Vyrian fit signe que non et le Forgicien changea de sujet.

— Bien maintenant passons à votre tenue. Suivez-moi. Toute à l'heure, j'ai transmi vos mensurations aux Picriins, elle ne doit pas tarder à être fini.

Vyrian se souvint de ces créatures. Il s'agissait des cousines des Textys, l'espèce dont était issue Pitchi. Ces créatures étaient utilisées pour leur laine. Effectivement, le Forgicien avait vu juste, la tenue était prête à l'exception de quelques lucioles duveteuses qui finissaient de tisser les derniers détails.

Vyrian les regarda à l'ouvrage, lorsque les dernières petites touches furent apportées, les créatures s'éloignèrent semblant l'inviter à s'en saisir. Hésitant, le scientifique la récupéra avant de l'enfiler. Pendant ce temps-là, le Forgicien était parti récupérer le Pistél et les Bomorfs et il les donna au biologiste qui s'en équipa.

La tenue était parfaite, aucune retouche n'était nécessaire. Satisfait, le gérant hocha la tête d'un signe approbateur et se redirigea vers l'entrée. Vyrian resta quelque temps à regarder son reflet dans un miroir posé contre l'un des murs. Il était à présent vêtu d'une veste renforcée, d'une chemise thermoadaptative, le chercheur ne doutait pas de la chaleur pourtant, depuis qu'il avait revêtu cette tenue, il n'en sentait pas les effets. Son pantalon sans être ample était confortable et permettait une grande variété de mouvements et ses bottes lui paraissaient bien plus résistantes que son ancienne paire. En plus de cela, la tenue comportait des protections, avec notamment des renforcements au niveau des articulations et des mains.

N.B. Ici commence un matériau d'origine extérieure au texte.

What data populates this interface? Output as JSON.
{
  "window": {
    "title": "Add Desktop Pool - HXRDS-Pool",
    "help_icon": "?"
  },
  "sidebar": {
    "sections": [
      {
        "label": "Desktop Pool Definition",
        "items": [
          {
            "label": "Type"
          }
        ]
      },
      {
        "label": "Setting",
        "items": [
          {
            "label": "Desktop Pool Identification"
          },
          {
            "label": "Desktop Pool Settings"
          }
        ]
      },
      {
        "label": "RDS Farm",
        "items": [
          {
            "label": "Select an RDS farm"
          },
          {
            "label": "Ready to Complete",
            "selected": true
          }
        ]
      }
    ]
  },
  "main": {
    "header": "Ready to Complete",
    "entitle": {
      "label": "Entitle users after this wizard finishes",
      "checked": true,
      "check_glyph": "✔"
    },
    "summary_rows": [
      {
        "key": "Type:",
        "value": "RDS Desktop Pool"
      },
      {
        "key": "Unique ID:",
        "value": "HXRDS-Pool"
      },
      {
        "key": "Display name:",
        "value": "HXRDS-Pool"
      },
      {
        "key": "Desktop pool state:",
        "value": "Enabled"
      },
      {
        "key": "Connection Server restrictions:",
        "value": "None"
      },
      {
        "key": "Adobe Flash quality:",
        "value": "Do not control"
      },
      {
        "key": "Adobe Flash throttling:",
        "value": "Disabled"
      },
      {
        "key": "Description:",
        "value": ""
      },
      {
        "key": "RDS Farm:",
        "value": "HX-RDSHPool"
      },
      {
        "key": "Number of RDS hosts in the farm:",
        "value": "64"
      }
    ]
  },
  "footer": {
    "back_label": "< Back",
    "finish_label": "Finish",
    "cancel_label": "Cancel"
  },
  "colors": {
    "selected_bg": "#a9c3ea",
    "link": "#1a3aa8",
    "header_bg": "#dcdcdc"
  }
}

Satisfait, Vyrian retourna vers l'entrée. Il y retrouva Caya, son mentor et Ollesty en train de discuter. A son approche ils se turent et tournèrent la tête dans sa direction. Le biologiste les rejoignit et il quitta la forge en compagnit de l'Ombre après avoir réglé et salué les Forgiciens.

De retour en haut des escaliers, le soleil commençait sa descente nimbant le paysage d'un halo orangée.